Conceptually this is similar to SECURITY INVOKER functions, except that the default for functions in PostgreSQL has always been SECURITY INVOKER and SECURITY DEFINER had to be explicitly specified. For views the default is reversed.

Another difference from functions is that in the function call of a SECURITY DEFINER function, the system fully switches to the security context of the definer / owner of the function and anything accessed inside the function will have privileges of the definer.

For the views the behavior is different — even if the main view is not defined as ‘security_invoker’ any sub-views used by that view can still be and so any object access in such views will be checked against callers privileges.

More flexible security in logical replication

Logical replication can now also run as the subscription owner, in which case some extra checks are performed against this user’s privileges. When running this way the replication user must be either a superuser, table owner, or have bypassrls set to be able to replicate into a table with row-level security activated. The user also must have the SELECT privilege for a table in which it tries to replicate UPDATE or DELETE events.
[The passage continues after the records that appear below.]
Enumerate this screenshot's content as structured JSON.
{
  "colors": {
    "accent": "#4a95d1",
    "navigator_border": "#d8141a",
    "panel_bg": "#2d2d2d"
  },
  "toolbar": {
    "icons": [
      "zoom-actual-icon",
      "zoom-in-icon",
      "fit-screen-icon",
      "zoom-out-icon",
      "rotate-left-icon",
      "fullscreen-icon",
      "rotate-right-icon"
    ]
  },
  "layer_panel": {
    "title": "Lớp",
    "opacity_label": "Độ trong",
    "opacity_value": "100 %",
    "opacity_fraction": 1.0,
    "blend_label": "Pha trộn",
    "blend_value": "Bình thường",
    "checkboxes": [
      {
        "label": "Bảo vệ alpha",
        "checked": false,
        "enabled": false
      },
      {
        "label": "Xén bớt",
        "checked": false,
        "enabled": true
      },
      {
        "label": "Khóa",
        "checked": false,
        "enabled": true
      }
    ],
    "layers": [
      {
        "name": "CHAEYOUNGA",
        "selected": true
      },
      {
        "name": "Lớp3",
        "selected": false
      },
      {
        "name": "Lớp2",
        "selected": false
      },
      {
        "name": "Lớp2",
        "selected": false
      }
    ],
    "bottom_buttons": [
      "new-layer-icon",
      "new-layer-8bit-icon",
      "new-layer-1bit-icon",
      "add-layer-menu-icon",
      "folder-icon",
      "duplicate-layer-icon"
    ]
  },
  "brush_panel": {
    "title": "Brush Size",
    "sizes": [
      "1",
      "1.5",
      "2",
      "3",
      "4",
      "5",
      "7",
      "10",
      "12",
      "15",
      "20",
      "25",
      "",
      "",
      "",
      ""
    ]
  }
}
New role to run CHECKPOINT manually

Before PostgreSQL 15, only superusers could run the CHECKPOINT; command. Now any user granted the pre-defined role pg_checkpoint can too.

This is part of an on-going push for more fine-grained control of who can do what.

Other similar predefined roles added over last few versions granting previously superuser-only abilities are pg_read_all_settingspg_read_all_statspg_stat_scan_tables and pg_signal_backend.

Developer experience

MERGE

PostgreSQL now provides the SQL standard command MERGE for delegating to the database the decision of whether to INSERT a new or UPDATE an existing row.

As an example let’s do the famous FizzBuzz exercise using MERGE.

1. Create a Table with all numbers from 0 to 15 which are multiples of 3 with line number in field “i” and string ‘fizz’ as value of field “say”

CREATE TABLE fizzbuzz AS
SELECT i, (CASE WHEN i % 3 = 0 THEN 'fizz' ELSE i::text END) as say 
  FROM generate_series(0,15,3) f(i);
SELECT *  FROM fizzbuzz ORDER BY 1;
i  | say 
----+------
 0 | fizz
 3 | fizz
 6 | fizz
 9 | fizz
12 | fizz
15 | fizz
(6 rows)

2. Next let’s MERGE in new lines with line number and ‘buzz’ in the “say” field

And let’s remove any lines where i <= 0

WITH buzzes AS (
     SELECT i,
            (CASE WHEN i % 5 = 0 THEN 'buzz' ELSE i::text END) as say
       FROM generate_series(0,15) f(i)
 )
 MERGE INTO fizzbuzz f
 USING buzzes b
 ON f.i = b.i
 WHEN NOT MATCHED THEN
   INSERT (i, say)
   VALUES(i, say)
 WHEN MATCHED AND f.i <= 0 THEN
   DELETE
 WHEN MATCHED AND b.say = 'buzz' THEN
   UPDATE SET say = f.say || b.say
 ;
SELECT *  FROM fizzbuzz ORDER BY 1;
 i |   say   
---+----------
 1 | 1
 2 | 2
 3 | fizz
 4 | 4
 5 | buzz
 6 | fizz
 7 | 7
 8 | 8
 9 | fizz
10 | buzz
11 | 11
12 | fizz
13 | 13
14 | 14
15 | fizzbuzz
(15 rows)

PostgreSQL already has a way to do some of this in the form of INSERT … ON CONFLICT DO INSTEAD … but this is a non-standard PostgreSQL-specific extension and it also has some “interesting” handling of transaction isolation levels where the behavior there does not follow exactly any of the SQL-standard isolation levels.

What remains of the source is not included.